Monday, January 4, 2010

Pen Meets Paper Jan.5'10

Opinion by Helge Nome
Going into 2010, many of us here in the northern hemisphere are more concerned about chilling out than getting overheated. We are only in the early stages of winter still and it has been a fall of alternating cold and warm weather and a predominantly cold early winter. In fact, the leaves on the trees here in central Alberta were literally frozen on to the branches before having a chance to fall off.
(In the circumstances, we should perhaps use the term “autumn” rather than “fall”)
Also, all the hot air at the climate change conference in Copenhagen did not help much there either: Freezing weather in Europe has been reported.
Spending some time on the Internet, searching data sources on weather generally, led to one very clear conclusion: It is a long stretch to talk about climate change, whether it be towards a warmer or colder climate.
The data is far too complex and accurate information is not available for a long enough period to draw any reliable conclusions. As our technology improves, we collect more and more data that has to be fitted into the overall picture before any reliable conclusions can be drawn.
One glaring example of “spin” stood out. I believe it was Al Gore that presented “evidence” about shrinking polar ice caps? I saw some pictures presented on the internet where the polar ice appeared to have shrunk drastically in the last few years so I went to the trouble of checking actual monthly satellite imagery over the last ten years or so.
The yearly spreading and shrinkage in the area covered by ice did not change very much over that period, with some variation in the shape of the ice in evidence.
The images used by the spin doctors were likely taken during different months of the year, or two contrasting years were picked to accentuate differences.
Also, the reach of the sea ice during winter, south along the seaboards of northern continents, did not change either, to any perceptible degree.
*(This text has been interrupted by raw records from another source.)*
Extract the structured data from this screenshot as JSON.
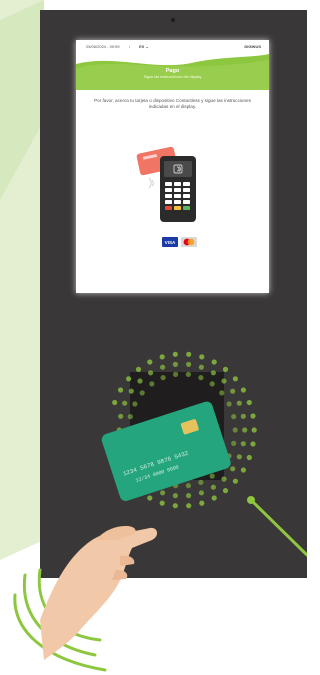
{
  "screen": {
    "status_bar": {
      "datetime": "25/06/2024 - 09:59",
      "info_icon": "i",
      "language": "ES",
      "logo": "DIGINUS"
    },
    "header": {
      "title": "Pago",
      "subtitle": "Sigue las instrucciones del display"
    },
    "instruction": "Por favor, acerca tu tarjeta o dispositivo Contactless y sigue las instrucciones indicadas en el display.",
    "payment_methods": [
      "VISA",
      "Mastercard"
    ]
  },
  "card": {
    "number_line": "1234  5678  9876  5432",
    "expiry_line": "12/34  0000  0000"
  },
  "colors": {
    "accent": "#8dc63f",
    "kiosk": "#3a3738",
    "terminal": "#2b2b2b",
    "card": "#1f9e77",
    "light_green": "#e3efd0"
  }
}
So, moving on, I proceeded to check solar energy output data, and this is where the red flags are beginning to emerge.
First, we are at the bottom of an 11 year sunspot cycle where the number of sunspots is an indicator of overall sun energy output. Also, we are at a 50 year low in solar wind pressure, another indicator of reduced solar activity. And, according to NASA’s website, we are at “A 12-year low in solar "irradiance": Careful measurements by several NASA spacecraft show that the sun's brightness has dropped by 0.02% at visible wavelengths and 6% at extreme UV wavelengths since the solar minimum of 1996.”
Put this together with the present perceived cooling in the local weather and you might have to go all the way to Copenhagen to find some enthusiasm for global warming theories.
All the same, I think Copenhagen was a great success for all the participants. Every one, and his dog, got a soapbox to stand on and spout off to the world for a heady couple of weeks. All the mainsteam and sidestream media were there, giving air time to their favorite speakers that had converged in droves on Copenhagen. They were going to save the world, and said so. And the Danes were very happy too, because they collected millions of good dollars from the party crowd.
Meanwhile, Aten, Sungod of the Egyptians, is taking a bit of a snooze, giving us all a big chill.